Why? Well, as far as I can tell, the argument is that Google is good at what it does, and people like it, so thus it must be punished. I really wish there were more to it than that, but that really does seem to be the heart of it: let's regulate Google because we're jealous that it's successful.
The debate apparently was kicked off by MP Dominic Raab, repeating the old story about Foundem, whose only purpose in life seemed to be to bitch about Google. Foundem, of course, was a tiny search engine that no one heard of that offered little value, and was exactly the kind of website that people hate getting pointed to in search results, because it feels spammy. Google -- quite reasonably -- buried Foundem's results. It wasn't -- as Foundem's execs and Raab now claim -- because Google was "scared" of this competitor and was shutting it out of the market, but because Foundem sucked and people didn't like it.

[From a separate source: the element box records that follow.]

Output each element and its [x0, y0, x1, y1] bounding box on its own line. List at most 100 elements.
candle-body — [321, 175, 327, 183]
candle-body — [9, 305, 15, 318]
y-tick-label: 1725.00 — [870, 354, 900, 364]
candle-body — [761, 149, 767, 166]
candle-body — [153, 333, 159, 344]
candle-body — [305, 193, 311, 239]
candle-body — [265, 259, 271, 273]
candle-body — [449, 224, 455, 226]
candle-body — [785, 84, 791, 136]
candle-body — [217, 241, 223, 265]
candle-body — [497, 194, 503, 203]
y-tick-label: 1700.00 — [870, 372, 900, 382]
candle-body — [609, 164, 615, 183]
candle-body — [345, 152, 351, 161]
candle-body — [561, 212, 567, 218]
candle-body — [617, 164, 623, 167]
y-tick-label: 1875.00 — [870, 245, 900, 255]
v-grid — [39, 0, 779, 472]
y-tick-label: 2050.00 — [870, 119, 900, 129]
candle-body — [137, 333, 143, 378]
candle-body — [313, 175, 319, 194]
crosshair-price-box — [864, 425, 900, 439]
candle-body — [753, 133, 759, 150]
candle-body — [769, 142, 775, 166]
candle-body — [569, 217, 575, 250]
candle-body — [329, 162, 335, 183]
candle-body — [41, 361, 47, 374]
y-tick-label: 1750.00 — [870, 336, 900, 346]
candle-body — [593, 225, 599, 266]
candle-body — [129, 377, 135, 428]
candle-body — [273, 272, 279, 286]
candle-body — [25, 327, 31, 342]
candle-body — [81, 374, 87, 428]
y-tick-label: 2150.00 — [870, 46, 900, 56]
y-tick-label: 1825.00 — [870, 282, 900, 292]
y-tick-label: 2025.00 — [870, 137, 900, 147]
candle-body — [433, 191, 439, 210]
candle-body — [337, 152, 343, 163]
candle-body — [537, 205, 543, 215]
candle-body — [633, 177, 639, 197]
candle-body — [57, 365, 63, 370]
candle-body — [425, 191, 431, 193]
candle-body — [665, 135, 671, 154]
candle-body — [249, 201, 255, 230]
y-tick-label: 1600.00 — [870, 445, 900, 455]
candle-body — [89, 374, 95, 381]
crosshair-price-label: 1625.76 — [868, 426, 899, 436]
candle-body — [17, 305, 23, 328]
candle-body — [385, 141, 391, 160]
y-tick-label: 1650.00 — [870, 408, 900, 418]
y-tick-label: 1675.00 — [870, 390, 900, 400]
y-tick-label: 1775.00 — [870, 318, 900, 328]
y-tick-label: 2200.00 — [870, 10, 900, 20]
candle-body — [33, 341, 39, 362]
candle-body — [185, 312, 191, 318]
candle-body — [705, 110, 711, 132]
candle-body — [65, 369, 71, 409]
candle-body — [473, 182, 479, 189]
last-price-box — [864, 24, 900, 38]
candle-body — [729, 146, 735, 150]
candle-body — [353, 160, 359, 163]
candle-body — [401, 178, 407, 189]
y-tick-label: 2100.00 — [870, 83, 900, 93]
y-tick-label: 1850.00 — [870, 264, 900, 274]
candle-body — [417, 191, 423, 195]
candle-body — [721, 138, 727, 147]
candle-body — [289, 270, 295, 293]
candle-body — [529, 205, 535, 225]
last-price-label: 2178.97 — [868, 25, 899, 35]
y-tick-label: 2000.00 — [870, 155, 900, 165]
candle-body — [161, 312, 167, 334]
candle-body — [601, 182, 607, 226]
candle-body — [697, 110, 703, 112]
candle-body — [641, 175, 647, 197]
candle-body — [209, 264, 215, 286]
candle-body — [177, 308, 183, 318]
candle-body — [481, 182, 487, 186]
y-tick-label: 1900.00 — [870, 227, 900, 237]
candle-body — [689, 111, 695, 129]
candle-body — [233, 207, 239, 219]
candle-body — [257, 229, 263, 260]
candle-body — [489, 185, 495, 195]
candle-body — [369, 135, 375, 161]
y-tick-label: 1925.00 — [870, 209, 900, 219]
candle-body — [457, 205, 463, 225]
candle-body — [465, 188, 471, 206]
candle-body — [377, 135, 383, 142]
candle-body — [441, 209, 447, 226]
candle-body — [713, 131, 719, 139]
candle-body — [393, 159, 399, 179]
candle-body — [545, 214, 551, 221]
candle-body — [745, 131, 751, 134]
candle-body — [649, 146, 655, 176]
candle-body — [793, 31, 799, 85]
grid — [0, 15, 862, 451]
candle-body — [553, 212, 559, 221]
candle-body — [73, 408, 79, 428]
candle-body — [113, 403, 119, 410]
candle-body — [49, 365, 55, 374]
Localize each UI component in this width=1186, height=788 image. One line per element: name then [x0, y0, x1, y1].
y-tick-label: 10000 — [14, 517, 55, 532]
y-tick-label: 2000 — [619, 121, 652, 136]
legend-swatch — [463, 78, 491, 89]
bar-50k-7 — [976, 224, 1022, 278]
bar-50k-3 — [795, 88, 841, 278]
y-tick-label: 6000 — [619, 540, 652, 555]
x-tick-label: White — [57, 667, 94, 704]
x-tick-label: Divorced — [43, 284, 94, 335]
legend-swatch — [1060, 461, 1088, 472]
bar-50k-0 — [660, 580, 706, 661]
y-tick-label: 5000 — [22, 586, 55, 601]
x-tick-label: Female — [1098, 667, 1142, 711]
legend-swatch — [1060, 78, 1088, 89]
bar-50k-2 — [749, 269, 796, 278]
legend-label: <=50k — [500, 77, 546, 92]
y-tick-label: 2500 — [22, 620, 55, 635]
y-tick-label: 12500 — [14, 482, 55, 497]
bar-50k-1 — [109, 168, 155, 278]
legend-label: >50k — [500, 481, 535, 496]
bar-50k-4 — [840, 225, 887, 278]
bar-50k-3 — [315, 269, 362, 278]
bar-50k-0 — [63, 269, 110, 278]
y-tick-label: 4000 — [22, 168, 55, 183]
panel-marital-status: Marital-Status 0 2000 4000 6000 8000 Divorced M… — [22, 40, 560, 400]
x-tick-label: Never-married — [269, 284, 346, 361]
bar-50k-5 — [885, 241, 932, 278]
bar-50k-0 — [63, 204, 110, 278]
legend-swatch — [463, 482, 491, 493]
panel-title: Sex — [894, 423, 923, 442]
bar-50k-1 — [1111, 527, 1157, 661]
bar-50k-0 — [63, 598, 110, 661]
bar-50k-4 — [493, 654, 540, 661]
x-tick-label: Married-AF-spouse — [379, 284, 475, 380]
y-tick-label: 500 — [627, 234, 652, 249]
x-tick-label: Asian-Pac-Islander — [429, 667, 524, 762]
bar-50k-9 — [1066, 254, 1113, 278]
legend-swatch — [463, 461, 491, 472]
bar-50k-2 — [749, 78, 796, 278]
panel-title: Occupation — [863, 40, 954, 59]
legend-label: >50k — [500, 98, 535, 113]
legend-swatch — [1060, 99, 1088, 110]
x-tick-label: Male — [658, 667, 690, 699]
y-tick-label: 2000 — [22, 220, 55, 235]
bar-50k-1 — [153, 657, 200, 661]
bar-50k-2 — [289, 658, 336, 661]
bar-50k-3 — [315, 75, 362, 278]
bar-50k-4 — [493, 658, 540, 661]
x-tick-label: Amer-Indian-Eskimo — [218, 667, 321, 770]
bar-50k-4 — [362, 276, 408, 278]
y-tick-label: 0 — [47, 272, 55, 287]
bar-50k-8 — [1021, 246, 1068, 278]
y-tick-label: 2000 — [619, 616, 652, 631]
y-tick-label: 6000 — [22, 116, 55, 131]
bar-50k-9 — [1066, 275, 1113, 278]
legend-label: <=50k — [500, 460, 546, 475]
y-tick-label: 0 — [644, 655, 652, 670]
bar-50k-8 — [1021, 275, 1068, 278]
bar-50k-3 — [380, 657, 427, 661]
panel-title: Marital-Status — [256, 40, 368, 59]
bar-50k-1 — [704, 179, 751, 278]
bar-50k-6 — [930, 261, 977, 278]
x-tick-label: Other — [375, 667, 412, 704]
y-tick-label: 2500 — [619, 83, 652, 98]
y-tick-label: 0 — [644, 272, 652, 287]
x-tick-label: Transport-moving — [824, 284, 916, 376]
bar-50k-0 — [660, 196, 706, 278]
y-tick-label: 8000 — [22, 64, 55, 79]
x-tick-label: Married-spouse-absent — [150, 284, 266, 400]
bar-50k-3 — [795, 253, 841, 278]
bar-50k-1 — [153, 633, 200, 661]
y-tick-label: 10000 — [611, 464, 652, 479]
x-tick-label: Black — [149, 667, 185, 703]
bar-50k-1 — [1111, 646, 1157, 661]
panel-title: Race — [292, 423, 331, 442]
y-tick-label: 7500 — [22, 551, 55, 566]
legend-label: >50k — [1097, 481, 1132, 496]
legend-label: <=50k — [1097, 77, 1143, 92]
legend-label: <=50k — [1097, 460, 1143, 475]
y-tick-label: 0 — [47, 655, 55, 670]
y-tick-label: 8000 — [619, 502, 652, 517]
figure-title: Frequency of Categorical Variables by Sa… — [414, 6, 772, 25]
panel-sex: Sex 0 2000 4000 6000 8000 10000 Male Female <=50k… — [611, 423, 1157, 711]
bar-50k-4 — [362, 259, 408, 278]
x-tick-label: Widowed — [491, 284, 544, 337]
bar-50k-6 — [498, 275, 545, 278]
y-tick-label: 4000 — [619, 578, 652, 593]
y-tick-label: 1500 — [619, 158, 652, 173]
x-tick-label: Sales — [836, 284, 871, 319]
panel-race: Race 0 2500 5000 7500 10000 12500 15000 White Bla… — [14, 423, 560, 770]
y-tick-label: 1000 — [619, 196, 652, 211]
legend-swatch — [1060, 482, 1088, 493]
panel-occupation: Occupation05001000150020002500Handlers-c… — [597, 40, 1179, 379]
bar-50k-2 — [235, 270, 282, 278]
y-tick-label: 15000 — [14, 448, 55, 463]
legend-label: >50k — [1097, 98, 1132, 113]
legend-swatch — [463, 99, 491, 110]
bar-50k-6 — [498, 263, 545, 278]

Yet Raab uses this example of Google better serving its customers, as an excuse to regulate the company:
Mr Raab said that the effect was to suppress Foundem in Google search results. Mr Raab pointed out that the alleged treatment of Foundem would be sufficient to bury and kill off many businesses. He accused Google of deliberately "stacking the deck" against small competitors and called for government policy to address what he called ‘search engine transparency'.First of all, search engines are less and less the gateway to the rest of the internet in an age of social media. Even if Google dominates in search traffic, more and more people are finding out about other sites online from their friends via social media. Second, and more importantly, nowhere does Raab explain why what Google did was bad. He just assumes that it must be bad. However, if Google is suppressing bad results that users don't want, isn't that a good thing? Serving customers better is a good thing, and if Foundem's having trouble getting users, the fault is clearly with Foundem, not Google. And it's pretty weak for politicians to be looking to prop up a failed company, just because another company is good at what it does.
Mr Raab accused the regulators, Ofcom and the Office of Fair Trading, of complacency. He called on them to take action against companies abusing dominance. "Search engines are the gateways to the Internet, and with a 95% share, Google is in a dominant position"
"If Google does not allow consumers to access potential competitors via its search engine gateway, they will be choked out of the market-place" he said.